VIEW FROM ACADIA

Robert Raeside

This newsletter is likely the second mailing you have received from us in the past year.  In the summer we also contacted you looking for assistance to set up a fund that would help students deal with the costs of attending field school in Cape Breton Island.  The responses to our begging letter in August have been most interesting - and heartening too, because as a result we were able to subsidize by about one-third the cost of accommodation at the Gaelic College at St. Anns, the base for our senior field school.  We thank those who were able to support the project - even with the short lead time before the late August start to field school, we noticed that none of the students indicated that they could not attend it this year because of the cost, and the number participating reached its highest level since the days when we shared the field school with St. F.X. University.  We particularly thank those who were able to arrange matching funding from employers - it all helped the money go a little farther.

       One of the comments we got was "I am so glad to see you still have a field school, with all the computer teaching you seem to do today."  Let me assure you that we certainly continue to see the importance of practical experience in the field as a part of the process of geological education!  It is maybe even more so in light of Acadia Advantage, the program that brought laptop computers to our fingertips.  We offer two field schools - after two years of study we take students off for two weeks at the end of the winter term, to encounter rocks and structures in the local area and in the Antigonish area.  Then at the end of summer we take students entering their final year to Cape Breton Island for the senior field school.  Of course, during term time, we also have numerous field trips, class exercises in the field, and Fletcher Club events that often incorporate a trip to some famous localities.

       Being involved in both the post-second year and pre-fourth year field schools, I am in the interesting position of observing how students are developing intellectually as they move through the program.  In the junior field school many are very hesitant about everything - how to measure a strike and dip, how to pace, how to tackle the first page in the notebook, how to describe a rock, even what to wear (that one's easy to answer - when you are on the shores of Northumberland Strait in late April - everything you've got!)  By the time they start the senior field school, only two terms of instruction later, they are keen to get out on the rocks, confident that they will find volcanic arcs, ancient subduction zones, desert or deep ocean environments.  A day or two on the outcrops brings a realization that field work seems to be more about maneuvering one's way through the woods, locating oneself on the map, figuring out how to avoid that dangerous merging of contour lines, or finding the best place to cross the river than situating the volcanic centre or source of the conglomerates!

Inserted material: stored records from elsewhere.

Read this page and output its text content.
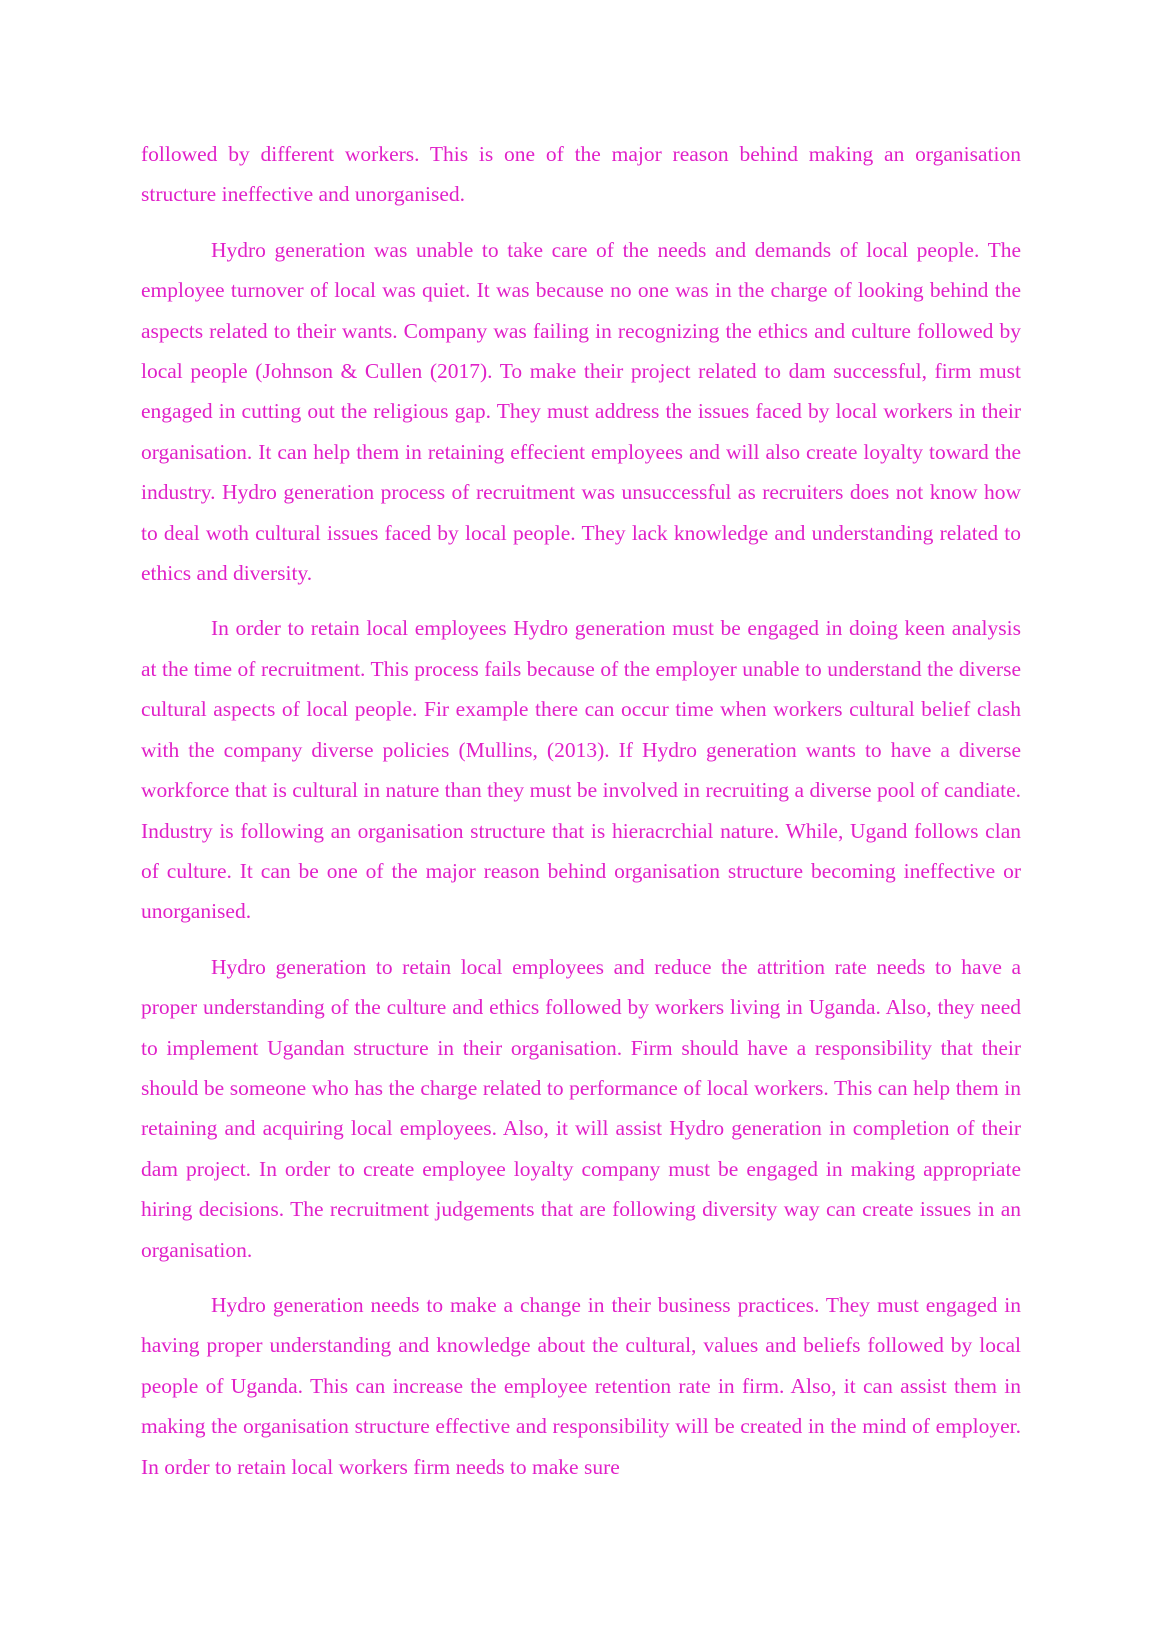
followed by different workers. This is one of the major reason behind making an organisation structure ineffective and unorganised.

Hydro generation was unable to take care of the needs and demands of local people. The employee turnover of local was quiet. It was because no one was in the charge of looking behind the aspects related to their wants. Company was failing in recognizing the ethics and culture followed by local people (Johnson & Cullen (2017). To make their project related to dam successful, firm must engaged in cutting out the religious gap. They must address the issues faced by local workers in their organisation. It can help them in retaining effecient employees and will also create loyalty toward the industry. Hydro generation process of recruitment was unsuccessful as recruiters does not know how to deal woth cultural issues faced by local people. They lack knowledge and understanding related to ethics and diversity.

In order to retain local employees Hydro generation must be engaged in doing keen analysis at the time of recruitment. This process fails because of the employer unable to understand the diverse cultural aspects of local people. Fir example there can occur time when workers cultural belief clash with the company diverse policies (Mullins, (2013). If Hydro generation wants to have a diverse workforce that is cultural in nature than they must be involved in recruiting a diverse pool of candiate. Industry is following an organisation structure that is hieracrchial nature. While, Ugand follows clan of culture. It can be one of the major reason behind organisation structure becoming ineffective or unorganised.

Hydro generation to retain local employees and reduce the attrition rate needs to have a proper understanding of the culture and ethics followed by workers living in Uganda. Also, they need to implement Ugandan structure in their organisation. Firm should have a responsibility that their should be someone who has the charge related to performance of local workers. This can help them in retaining and acquiring local employees. Also, it will assist Hydro generation in completion of their dam project. In order to create employee loyalty company must be engaged in making appropriate hiring decisions. The recruitment judgements that are following diversity way can create issues in an organisation.

Hydro generation needs to make a change in their business practices. They must engaged in having proper understanding and knowledge about the cultural, values and beliefs followed by local people of Uganda. This can increase the employee retention rate in firm. Also, it can assist them in making the organisation structure effective and responsibility will be created in the mind of employer. In order to retain local workers firm needs to make sure
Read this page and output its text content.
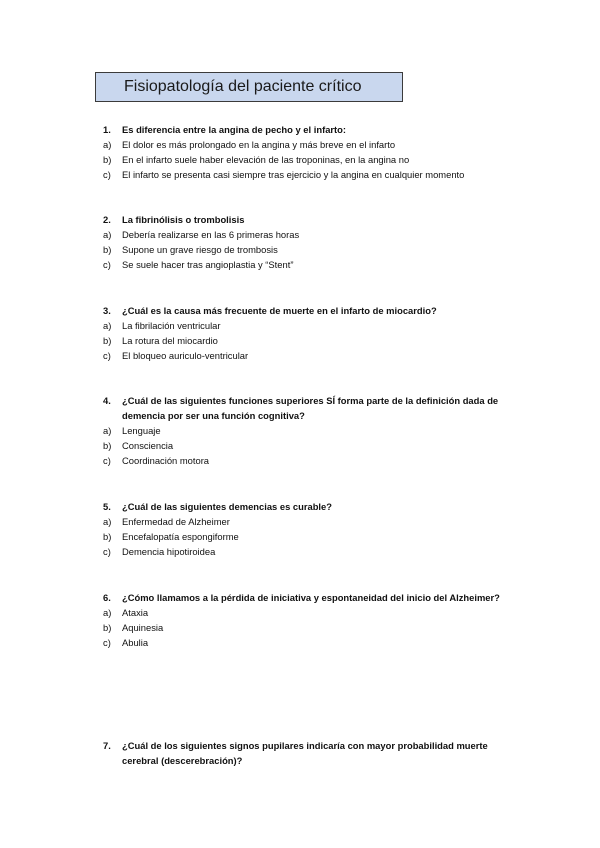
Fisiopatología del paciente crítico
1. Es diferencia entre la angina de pecho y el infarto:
a) El dolor es más prolongado en la angina y más breve en el infarto
b) En el infarto suele haber elevación de las troponinas, en la angina no
c) El infarto se presenta casi siempre tras ejercicio y la angina en cualquier momento
2. La fibrinólisis o trombolisis
a) Debería realizarse en las 6 primeras horas
b) Supone un grave riesgo de trombosis
c) Se suele hacer tras angioplastia y “Stent”
3. ¿Cuál es la causa más frecuente de muerte en el infarto de miocardio?
a) La fibrilación ventricular
b) La rotura del miocardio
c) El bloqueo auriculo-ventricular
4. ¿Cuál de las siguientes funciones superiores SÍ forma parte de la definición dada de demencia por ser una función cognitiva?
a) Lenguaje
b) Consciencia
c) Coordinación motora
5. ¿Cuál de las siguientes demencias es curable?
a) Enfermedad de Alzheimer
b) Encefalopatía espongiforme
c) Demencia hipotiroidea
6. ¿Cómo llamamos a la pérdida de iniciativa y espontaneidad del inicio del Alzheimer?
a) Ataxia
b) Aquinesia
c) Abulia
7. ¿Cuál de los siguientes signos pupilares indicaría con mayor probabilidad muerte cerebral (descerebración)?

       So how do we run a field school these days with computers?  You may be surprised at the techniques we have incorporated.  In the junior field school, much of the effort is still on locating outcrops (and oneself) and describing rocks.  Developing observational skills is still fundamental to the whole process and cannot be missed. For exercises that cover small areas we still rely on "pace and compass" locating, but increasingly we use GPS receivers to locate ourselves.  One interesting discovery is that based on the GPS locations, some of our coastlines are moving.  We used to use a base-map drawn from an old aerial photograph for our exercises at Antigonish.  Every year we noticed that the shape of the beach was different - some years the way-up structure is exposed, other years it is buried by sand.  Gradually over the years it seemed we were encountering more outcrops at the base of the cliff - but it wasn't until we introduced GPS receivers for locating ourselves that we realized we were now mapping 10 m inland from the former upper edge of the beach!  Regretfully, however, the use of GPS receivers means we have had to eliminate the "Least Gap Award" - the highly sought after prize for being the person to achieve the nearest closure of his/her traverse at McArras Brook. 

            Having the coordinates of maps available via GPS receivers, the obvious next step to move over to preparing the map in a graphical program on a computer.  In the second year field school the students download their location data into a spreadsheet program, but from there on, they work on paper, developing a sense of how the map comes together as they see it before their eyes.  Since all second-year students learn to use graphics programs in their geomorphology class, they are sometimes tempted to try to draw the map in CorelDraw.  However, we have found that at the second-year level, this process merely adds busy work, time and frustration into the field school, and we have resisted going too far down that path.  At the senior field school, however, where each student works on a single large project, mapping a block of about 25 km2 of diverse topography and rock type, they have the time to apply their CorelDraw skills to mapping too.  Thanks to a M.Sc. thesis by Martin Ethier a couple of years ago, we have access to a superb collection of remotely sensed data for the field school area (gravity anomaly and aeromagnetic maps, shaded relief maps, radar and space-borne images), a digital elevation model and topographic contour plots.  The amount of data can be overwhelming - but isn't that how we live these days?  One of the skills students learn is how to select what is useful and discard what is not.